In October 1847, Blackwell was accepted as a medical student by Geneva Medical College, now part of Upstate Medical University, located in upstate New York. Her acceptance was a near-accident. The dean and faculty, usually responsible for evaluating an applicant for matriculation, were not able to make a decision due to the special nature of Blackwell’s case.

They put the issue up to vote by the 150 male students of the class with the stipulation that if one student objected, Blackwell would be turned away. The young men thought this request was so ludicrous that they believed it to be a joke, and responding accordingly, voted unanimously to accept her.

So, World Change Began

Blackwell had an enormous impact on the class. Her presence turned a group of boisterous young men into well-behaved gentlemen. Whereas before, there was so much confusion and chaos in the lecture hall that the lecture itself was barely audible, with Blackwell’s arrival, the male students sat quietly and listened attentively to lecture.
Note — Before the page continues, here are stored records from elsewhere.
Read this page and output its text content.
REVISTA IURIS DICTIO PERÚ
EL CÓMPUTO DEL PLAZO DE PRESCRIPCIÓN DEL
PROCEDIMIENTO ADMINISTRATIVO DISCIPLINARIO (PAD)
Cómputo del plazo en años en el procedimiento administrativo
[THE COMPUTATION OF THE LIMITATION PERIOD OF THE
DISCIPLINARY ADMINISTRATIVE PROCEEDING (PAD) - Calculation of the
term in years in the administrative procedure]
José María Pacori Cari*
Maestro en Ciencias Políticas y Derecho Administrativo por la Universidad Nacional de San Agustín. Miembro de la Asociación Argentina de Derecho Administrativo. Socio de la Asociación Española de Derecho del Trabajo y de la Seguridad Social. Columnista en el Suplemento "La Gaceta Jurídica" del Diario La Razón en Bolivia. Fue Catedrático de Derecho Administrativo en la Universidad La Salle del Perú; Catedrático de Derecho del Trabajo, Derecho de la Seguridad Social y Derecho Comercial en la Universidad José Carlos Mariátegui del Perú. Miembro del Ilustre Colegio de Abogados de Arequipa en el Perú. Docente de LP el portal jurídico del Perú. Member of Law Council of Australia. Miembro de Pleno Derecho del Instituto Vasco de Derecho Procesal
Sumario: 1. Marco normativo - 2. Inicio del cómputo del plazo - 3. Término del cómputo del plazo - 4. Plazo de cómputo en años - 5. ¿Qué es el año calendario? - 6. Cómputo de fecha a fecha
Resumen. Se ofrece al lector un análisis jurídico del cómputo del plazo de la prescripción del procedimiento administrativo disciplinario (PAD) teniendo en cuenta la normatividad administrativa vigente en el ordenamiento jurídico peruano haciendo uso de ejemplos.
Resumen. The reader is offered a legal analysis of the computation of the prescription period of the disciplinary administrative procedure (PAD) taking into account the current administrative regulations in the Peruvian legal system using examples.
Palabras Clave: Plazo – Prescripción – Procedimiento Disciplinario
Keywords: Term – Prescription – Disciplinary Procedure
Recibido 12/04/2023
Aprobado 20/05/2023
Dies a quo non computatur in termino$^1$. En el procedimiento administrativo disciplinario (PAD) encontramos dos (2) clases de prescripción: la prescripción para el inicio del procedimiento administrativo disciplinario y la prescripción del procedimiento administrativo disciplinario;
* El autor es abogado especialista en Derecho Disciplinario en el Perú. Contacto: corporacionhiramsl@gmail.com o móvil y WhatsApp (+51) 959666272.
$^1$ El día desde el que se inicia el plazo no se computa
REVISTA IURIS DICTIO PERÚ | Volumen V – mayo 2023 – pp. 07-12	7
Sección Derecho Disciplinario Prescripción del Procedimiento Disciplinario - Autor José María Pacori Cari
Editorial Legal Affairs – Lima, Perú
On January 23, 1849, Elizabeth Blackwell became the first woman to achieve a medical degree in the United States. The local press reported her graduation favorably, and when the dean, Dr. Charles Lee, conferred her degree, he stood up and bowed to her.

Reform

Her greatest period of reform activity was after her retirement from the medical profession, from 1880-1895. Blackwell was interested in a great number of reform movements – mainly moral reform, sexual purity, hygiene, and medical education, but also preventative medicine, sanitation, eugenics, family planning, women’s rights, associationism, Christian socialism, medical ethics, and anti-vivisection – none of which ever came to real fruition.

Anti-Germ

She believed that the Christian morality ought to play as large a role as scientific inquiry in medicine, and that medical schools ought to instruct students in this basic truth. She also was anti-materialist and did not believe in inoculation, vaccines, or germ theory, instead subscribing to more spiritual healing methods. She believed that disease came from moral impurity, not from microbes.

It Was A Big Deal

In Elizabeth Blackwell’s time it was a super significant achievement to become a graduated physician as a woman. That alone changed the world. But she did not stop there. Elizabeth went on to move the paradigm of what women stood for and what they could work toward. What are you working toward in your life?